Mentre la guardia libica, cofinanziata anche dall’Italia, spara e uccide migranti che tornano disperati da un viaggio verso il nulla – notizia che resta, salvo benemerite eccezioni, nel fondo oscuro dei giornali – il governo decide sulla continuazione dello stato d’eccezione – chiamato “emergenza” per giocare a nascondino con le parole – lo stato in cui è il “sovrano” (e che sovrano!) a decidere, cosa contraria alla Costituzione della Repubblica che viene così violata. Fino al 15 ottobre, per ora, il Parlamento sarà di fatto (e spesso di diritto) escluso da ogni discussione e decisione effettiva, come detto dalla presidente del Senato in una dichiarazione che in altri tempi sarebbe stata una bomba politica, mentre oggi cade nell’irrilevanza e nel silenzio. E questo accade proprio nei mesi nei quali si devono decidere cose che toccano il destino futuro dell’Italia nel contesto di una Unione che cambia, tema quanto mai altri spinoso.
Quest’ultimo rilievo, lungi dall’aggiungere qualche ragione sulla necessità dello stato d’emergenza, porta scritto in fronte la necessità di una profonda partecipazione democratica alle decisioni da prendere, mai così destinate a toccare il futuro della nostra società.
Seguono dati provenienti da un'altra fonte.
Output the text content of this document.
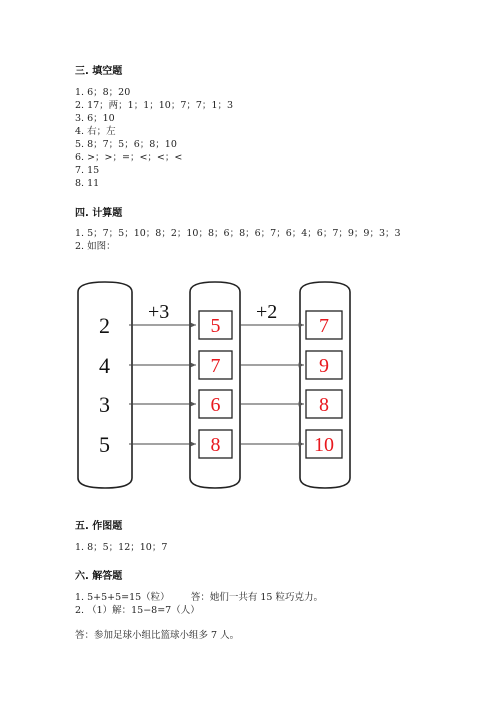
三. 填空题
1. 6；8；20
2. 17；两；1；1；10；7；7；1；3
3. 6；10
4. 右；左
5. 8；7；5；6；8；10
6. >；>；=；<；<；<
7. 15
8. 11
四. 计算题
1. 5；7；5；10；8；2；10；8；6；8；6；7；6；4；6；7；9；9；3；3
2. 如图：
+3	+2
2	5	7
4	7	9
3	6	8
5	8	10
五. 作图题
1. 8；5；12；10；7
六. 解答题
1. 5+5+5=15（粒）       答：她们一共有 15 粒巧克力。
2. （1）解：15−8=7（人）
答：参加足球小组比篮球小组多 7 人。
Ficcare tutto questo in un sacco cieco che si chiama ”emergenza”, mentre si decide la data per il referendum contro il Parlamento, è il segno di una classe dirigente (si fa per dire, mi scuso con il vocabolario, usando a vanvera parole che posseggono tutto un altro senso) che si candida, come ha fatto da tempo, a diventare la padrona della gestione della crisi più grave che la Repubblica abbia attraversato dal dopoguerra. Siccome si esclude, allo stato degli atti, ogni lockdown, ogni motivo per una emergenza sanitaria, giacchè nulla di ciò è in vista, l’emergenza tocca solo le gestione economico-sociale e politica della crisi, un effetto diabolico che solo l’Italia ha deciso in questa direzione – limitando tra l’altro, possibilità di una più libera ripresa- tutti gli altri paesi presentandosi con i caratteri propri delle democrazie politiche che dichiarano l’emergenza solo quando è in atto.
Questa eterna anomalia italiana oggi si manifesta in modo clamoroso con un governo presieduto dallo stesso presidente che dirigeva l’opposta maggioranza fino alla settimana prima, tema ormai ingoiato, e anzi esaltato, nelle fauci incallite del Partito democratico e di Italia viva ed annessi, il fondo rovesciato e grillizzato di una sinistra una volta capace di pensare. I protagonisti di questa vera vergogna nazionale (mai verificatasi altrove) osano chiedere poteri d’emergenza, ovvero quei pieni poteri che furono all’origine dello scandalo finale che condusse alla crisi il vecchio governo Conte-Salvini-Di Maio. Roba che si stenta a trovar le parole per raccontare. Si badi: non mi va cadere nella formula “governo liberticida”, anche quando alcune libertà personali possano essere intaccate nell’emergenza, ma non mi pare questo il punto.
Emergenza qui vuol dire soprattutto mani libere sul governo della crisi e sui progetti per organizzare il recovery fund, ovvero per decidere sul futuro di una Italia indebitata fino al collo, già prima in declino di produttività, con una burocrazia assillante e balbuziente, una giustizia politicizzata, con il contorno di un vociare politico dominato dal grillismo a tutti i livelli, come mai prima. Un grillismo un po’ nascosto dietro il pimpante Conte, astuta ameba affabulante, buona a ogni uso. Insomma, un pastrocchio indicibile in un momento in cui solo una grande personalità, dotata di assoluta esperienza e neutralità, potrebbe prendere in mano la situazione. Emergenza può significare questo, senza che questa scelta modifichi l’equilibrio tra i poteri messi in radicale discussione dall’attuale gestione della cosa pubblica, con un presidente del Consiglio non parlamentare, ma sgorgato dal nulla, da qualche casuale incontro di corridoio. Essere magari voce quasi solitaria nel deserto (ma Sabino Cassese non dice molto di diverso almeno sulla critica dell’emergenza) non implica dover tacere, anzi.
L’Italia, salvata, al Consiglio europeo, dall’incontro tra Merkel, Macron e Rutte, grandi fondi rigorosamente controllati per evitare il fallimento di una nazione che “non può” fallire, non mette Conte sul trono, secondo vulgata corrente. Per agire e decidere, si dovrebbe chiedere la collaborazione non dell’ennesima task force, ma degli eletti e delle istituzioni che li ospitano e li sorreggono aprendo un dibattito vero e grande nella società.